A Brief Defense of Journaling

Almost as long as I've been able to hold a pencil in my hand and scribble out legible words, I've been keeping a journal. Yet it's rare that I open my diary without being reminded of a quote of C. S. Lewis' I read several years ago, condemning the practice of keeping a personal journal as self-absorbed and essentially unproductive. To clarify, he was speaking not of the habit of jotting down notes or reminders for organizational or memory-aiding purposes, but of the type of diary that is intended for no one else's eyes, that enables one to dwell and reflect on one's own anxious hopes and disappointments, into which one siphons raw, unedited emotions. Of course, it was Lewis' later decision, however much he questioned and berated himself for it, to take up the habit of journaling about his feelings after his wife's death that formed the foundation for him to go on to write A Grief Observed. Yet, still, his criticism of the habit constantly lingers in my mind, demanding that I call into question my motivations for expressing my everyday thoughts and perceptions, however mundane, in writing.

Though most days the only writing I do is for my blog, I do try not to treat it like a personal diary. I don't do any free-writing here. I generally try to scribble out or at least imagine a structure for each post before I sit down and type it up. I self-edit. I don't publish everything. Though I strive for honesty and candor, I always try to remember to protect my privacy and fortify a secure inner life.

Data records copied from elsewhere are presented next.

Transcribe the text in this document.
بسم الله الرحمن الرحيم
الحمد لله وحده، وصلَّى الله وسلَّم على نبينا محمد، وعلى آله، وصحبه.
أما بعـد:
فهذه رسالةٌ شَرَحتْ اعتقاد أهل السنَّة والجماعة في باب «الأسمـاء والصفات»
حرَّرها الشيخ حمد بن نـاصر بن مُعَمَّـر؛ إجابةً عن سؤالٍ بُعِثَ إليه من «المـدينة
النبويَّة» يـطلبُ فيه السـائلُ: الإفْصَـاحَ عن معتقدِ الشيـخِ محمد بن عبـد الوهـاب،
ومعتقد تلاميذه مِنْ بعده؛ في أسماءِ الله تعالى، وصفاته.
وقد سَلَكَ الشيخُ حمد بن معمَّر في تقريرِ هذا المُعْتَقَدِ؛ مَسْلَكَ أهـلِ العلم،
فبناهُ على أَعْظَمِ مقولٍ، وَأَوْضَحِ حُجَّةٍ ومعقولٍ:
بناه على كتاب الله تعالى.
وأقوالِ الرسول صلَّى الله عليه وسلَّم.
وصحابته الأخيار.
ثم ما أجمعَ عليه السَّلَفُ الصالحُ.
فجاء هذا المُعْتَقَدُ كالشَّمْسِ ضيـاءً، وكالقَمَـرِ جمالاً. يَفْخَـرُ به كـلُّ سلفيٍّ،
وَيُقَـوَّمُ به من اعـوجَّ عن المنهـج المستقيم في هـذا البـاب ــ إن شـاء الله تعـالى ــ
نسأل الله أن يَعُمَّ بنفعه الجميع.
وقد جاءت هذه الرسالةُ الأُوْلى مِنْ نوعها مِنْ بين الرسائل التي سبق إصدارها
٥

It is toward this process of securing a safe and healthy inner life that journaling becomes so valuable. In addition to prayer, meditation, and talking to friends, writing is how I process things. I believe that there are certain personal dilemmas I've encountered in life for which journaling was the most effective possible approach. Lewis spoke of journaling as a "drug" that might serve merely to "confirm the monotonous, treadmill march of the mind round one subject." And, certainly, at times it has been that for me. But more often, journaling is not a drug but a tool: a scale whereon I place a thought or a grievance to be measured. And sometimes, once I have placed it down there on the page, I am able to see that it is not really such a grave matter as to be worth pining over as I have been, and I can move on. Or, as is usually the case, I will write a sentence, and it is getting it out of my head and into physical form that frees my mind to take the next logical step along that line of thought.

I believe that everyone should journal. And though this will take different forms for different people, what it essentially results in is transferring your thoughts and experiences from their place inside your head to a place outside your head, where they may be better scrutinized, organized, and managed so that, hopefully, they don't develop into neuroses that begin to manage you. Journaling, ultimately, is more a rehabilitator than a drug, more effort than opiate. As a deliberate, creative exercise, it allows us to perform our "treadmill march of the mind" more efficiently, so that healing can take place.